What Is A Conventional Loan?
A conventional mortgage is any home loan not insured by a federal government agency such as the U.S. Department of Veterans Affairs, U.S. Department of Agriculture or Federal Housing Administration. These loans are originated and serviced by private mortgage lenders, a group that includes credit unions, banks and other financial institutions.
If you are applying for a loan that isn’t insured by a federal agency, you’re probably applying for a conventional mortgage.
Conventional mortgage loans can be divided into two basic categories: conforming and nonconforming.
If a loan can be purchased by Fannie Mae or Freddie Mac, it is a conforming loan. Otherwise, it’s a nonconforming loan. Conforming loans must follow certain guidelines that the entire mortgage industry is subject to, while the guidelines for nonconforming loans are decided by individual lenders.
Conforming Conventional Loans
It can take homeowners a long time to pay off their mortgages.
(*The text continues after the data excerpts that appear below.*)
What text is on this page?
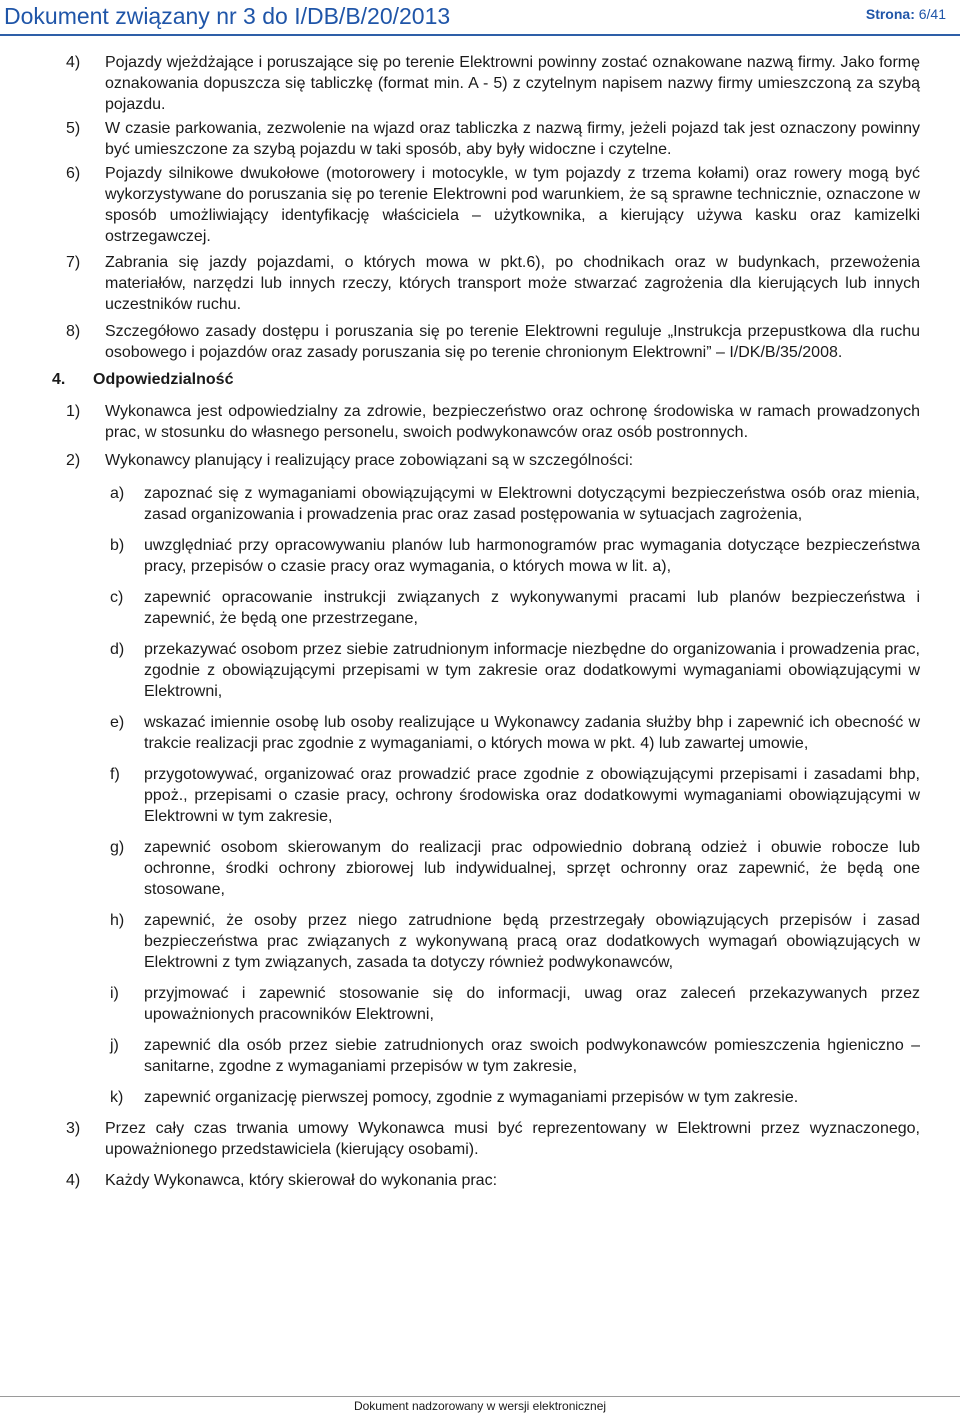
Dokument związany nr 3 do I/DB/B/20/2013	Strona: 6/41
4) Pojazdy wjeżdżające i poruszające się po terenie Elektrowni powinny zostać oznakowane nazwą firmy. Jako formę oznakowania dopuszcza się tabliczkę (format min. A - 5) z czytelnym napisem nazwy firmy umieszczoną za szybą pojazdu.
5) W czasie parkowania, zezwolenie na wjazd oraz tabliczka z nazwą firmy, jeżeli pojazd tak jest oznaczony powinny być umieszczone za szybą pojazdu w taki sposób, aby były widoczne i czytelne.
6) Pojazdy silnikowe dwukołowe (motorowery i motocykle, w tym pojazdy z trzema kołami) oraz rowery mogą być wykorzystywane do poruszania się po terenie Elektrowni pod warunkiem, że są sprawne technicznie, oznaczone w sposób umożliwiający identyfikację właściciela – użytkownika, a kierujący używa kasku oraz kamizelki ostrzegawczej.
7) Zabrania się jazdy pojazdami, o których mowa w pkt.6), po chodnikach oraz w budynkach, przewożenia materiałów, narzędzi lub innych rzeczy, których transport może stwarzać zagrożenia dla kierujących lub innych uczestników ruchu.
8) Szczegółowo zasady dostępu i poruszania się po terenie Elektrowni reguluje „Instrukcja przepustkowa dla ruchu osobowego i pojazdów oraz zasady poruszania się po terenie chronionym Elektrowni” – I/DK/B/35/2008.
4. Odpowiedzialność
1) Wykonawca jest odpowiedzialny za zdrowie, bezpieczeństwo oraz ochronę środowiska w ramach prowadzonych prac, w stosunku do własnego personelu, swoich podwykonawców oraz osób postronnych.
2) Wykonawcy planujący i realizujący prace zobowiązani są w szczególności:
a) zapoznać się z wymaganiami obowiązującymi w Elektrowni dotyczącymi bezpieczeństwa osób oraz mienia, zasad organizowania i prowadzenia prac oraz zasad postępowania w sytuacjach zagrożenia,
b) uwzględniać przy opracowywaniu planów lub harmonogramów prac wymagania dotyczące bezpieczeństwa pracy, przepisów o czasie pracy oraz wymagania, o których mowa w lit. a),
c) zapewnić opracowanie instrukcji związanych z wykonywanymi pracami lub planów bezpieczeństwa i zapewnić, że będą one przestrzegane,
d) przekazywać osobom przez siebie zatrudnionym informacje niezbędne do organizowania i prowadzenia prac, zgodnie z obowiązującymi przepisami w tym zakresie oraz dodatkowymi wymaganiami obowiązującymi w Elektrowni,
e) wskazać imiennie osobę lub osoby realizujące u Wykonawcy zadania służby bhp i zapewnić ich obecność w trakcie realizacji prac zgodnie z wymaganiami, o których mowa w pkt. 4) lub zawartej umowie,
f) przygotowywać, organizować oraz prowadzić prace zgodnie z obowiązującymi przepisami i zasadami bhp, ppoż., przepisami o czasie pracy, ochrony środowiska oraz dodatkowymi wymaganiami obowiązującymi w Elektrowni w tym zakresie,
g) zapewnić osobom skierowanym do realizacji prac odpowiednio dobraną odzież i obuwie robocze lub ochronne, środki ochrony zbiorowej lub indywidualnej, sprzęt ochronny oraz zapewnić, że będą one stosowane,
h) zapewnić, że osoby przez niego zatrudnione będą przestrzegały obowiązujących przepisów i zasad bezpieczeństwa prac związanych z wykonywaną pracą oraz dodatkowych wymagań obowiązujących w Elektrowni z tym związanych, zasada ta dotyczy również podwykonawców,
i) przyjmować i zapewnić stosowanie się do informacji, uwag oraz zaleceń przekazywanych przez upoważnionych pracowników Elektrowni,
j) zapewnić dla osób przez siebie zatrudnionych oraz swoich podwykonawców pomieszczenia hgieniczno – sanitarne, zgodne z wymaganiami przepisów w tym zakresie,
k) zapewnić organizację pierwszej pomocy, zgodnie z wymaganiami przepisów w tym zakresie.
3) Przez cały czas trwania umowy Wykonawca musi być reprezentowany w Elektrowni przez wyznaczonego, upoważnionego przedstawiciela (kierujący osobami).
4) Każdy Wykonawca, który skierował do wykonania prac:
Dokument nadzorowany w wersji elektronicznej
One of the most common types of loans, after all, is the 30-year, fixed-rate mortgage. As the name suggests, homeowners who hold this mortgage type for its full term will take three decades to pay it off.
Mortgage lenders typically don’t want to wait three decades– or 15 or 10 years for shorter-term loans – to get back the money, with interest, that they lend to homeowners. Lenders need a more consistent cash flow if they want to continue lending money to home buyers.
To help provide that cash flow, lenders often sell their mortgage loans to investors. These investors might keep a small number of mortgages in their portfolio while selling the rest on the bond market. These sales from lenders to investors keep the cash flowing to mortgage lenders.
The largest buyers of conventional mortgages are Fannie Mae and Freddie Mac, both of which are government-sponsored enterprises. While both Fannie and Freddie operate independently of the federal government, the agencies must follow certain rules to ensure that they operate in a responsible way. The federal Housing Finance Agency, or FHA, is the government agency that oversees Fannie and Freddie.
Fannie and Freddie have standards for the types of mortgages they’ll buy. Their goal is to make sure that the mortgage market is filled with creditworthy mortgages. If a mortgage fits within their standards and is eligible to be bought by Fannie Mae or Freddie Mac, it’s considered to be a conforming loan.
A conforming mortgage loan must also meet certain size limits imposed each year by the Federal Housing Finance Agency. For 2022, mortgages for most one-unit homes across the United States can be as high as $647,200 and still be considered conforming. Mortgages over this amount will be considered jumbo loans and are no longer categorized as conforming loans.
Jumbo loans typically come with higher interest rates and require larger down payments. Borrowers will typically need higher credit scores.
In certain higher-cost areas of the United States, including cities such as New York City, Los Angeles and San Francisco, the conforming loan limit is even higher. For 2022, mortgages for one-unit homes in these high-cost areas can be as high as $970,800 before they are considered nonconforming jumbo mortgages.
The big difference between conforming and nonconforming conventional loans is that lenders can’t sell nonconforming mortgage loans to Fannie Mae or Freddie Mac, reducing the selling opportunities for these loans. Lenders can sell nonconforming mortgage loans to private investors.
The most common type of nonconforming loan is a jumbo loan. If you want to finance the purchase of a home with a mortgage that is higher than your area’s conventional loan limits, you must apply for a nonconforming loan.
The requirements borrowers must meet for nonconforming loans will vary by individual lender. In general, though, borrowers will need both higher down payments and credit scores to qualify for a nonconforming loan. These loans usually come with higher interest rates, too.